This is an election has a lot of diverse possibilities: We’re either going to get our first female president, our first black president, or our oldest-ever president.
But beyond the mere novelty of a guaranteed “first-something” president this year, I am amazed that every candidate, despite being unique and interesting in some many individualized ways, is somehow trying to be something they aren’t — or is trying to prove things they shouldn’t have to prove. It’s as if in this soundbite-hungry media age, it’s not enough to be interesting or special. You have to give the voters more and more to satisfy them.
So Hillary Clinton seems to be trying to show that she has more testosterone than either of her male competitors by not only continuing to talk tough on Iraq and Iran but also slamming down shots with beer chasers in bars with the working-class guys and talking about her days hunting as a young lady. I am reminded of one of the early scenes in Raiders of the Lost Ark where a super-skinny woman drinks a huge Genghis Khan-looking guy under the table in some seedy bar: It just doesn’t ring true.
Meanwhile, Obama seems to still have to prove he isn’t Muslim to many Americans while simultaneously trying to distance himself from the Christian preacher who until recently was his pastor.

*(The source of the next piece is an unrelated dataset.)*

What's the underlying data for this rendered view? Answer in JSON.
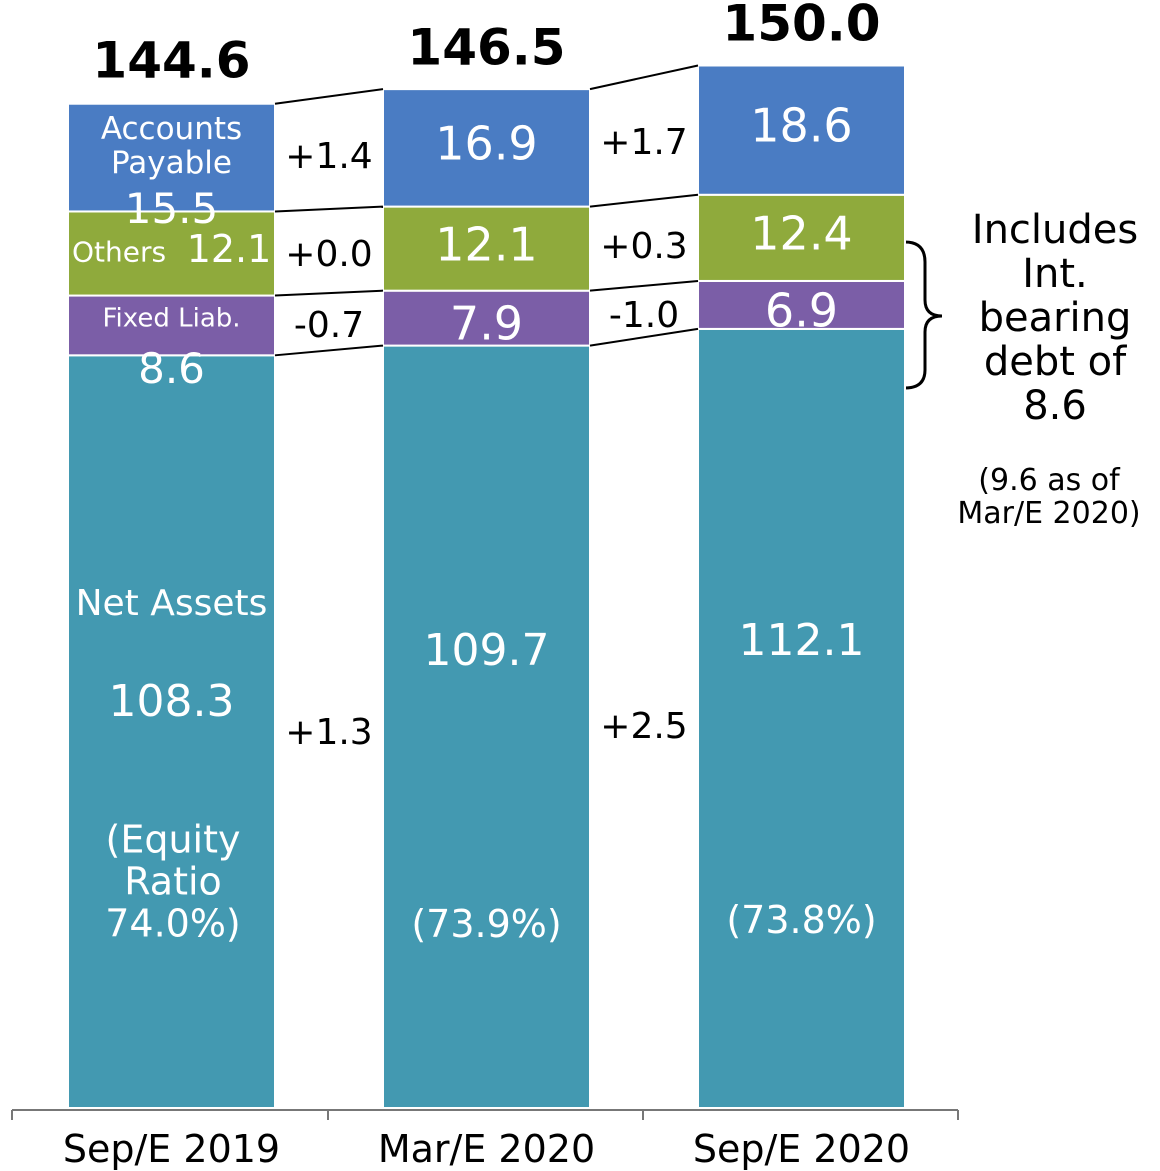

In his attempt to be above the mud-slinging, it sometimes seems that Obama is trying too hard not to take swings, and ends up looking like someone who’s just taking hits and cannot give them out.
And then there’s John McCain, who recently visited New Orleans to try to show he’s down with black people and the plight of the poor, even though he didn’t seem to care much about the fallout from Hurricane Katrina back when people were being washed out of the city by the floodwaters.
I watch some reality TV shows, I’ll admit it. Depending on the people and the subject, I can get engaged with the drama, both natural and manufactured. But when reality TV starts to seem more honest than the presidential campaign, I start to think we’re in trouble.
I want to know who my candidates are. Maybe it’s because there is so much uniqueness in this current crop of candidates, but I was hoping to find out what they were really about this time around.
Instead, I get a message of hope from Obama, but still not enough actual policy positions and strategies for my taste. His speech on race in America was fantastic, but now I feel like I’m not hearing much new.
Clinton tells me she will be “ready on day 1,” as if she really knows how to be president just because she lived in the White House. Does that mean Chelsea is ready for Congress?
And then from McCain, I am promised the “straight-talk express,” yet the man’s staff tries to pass off other people’s recipes as being from his wife, in a bizarro attempt to make her into some kind of Susie Homemaker.
I wanted something special this year. It’s exciting, I’ll grant you. But it still feels like more of the same old, same old.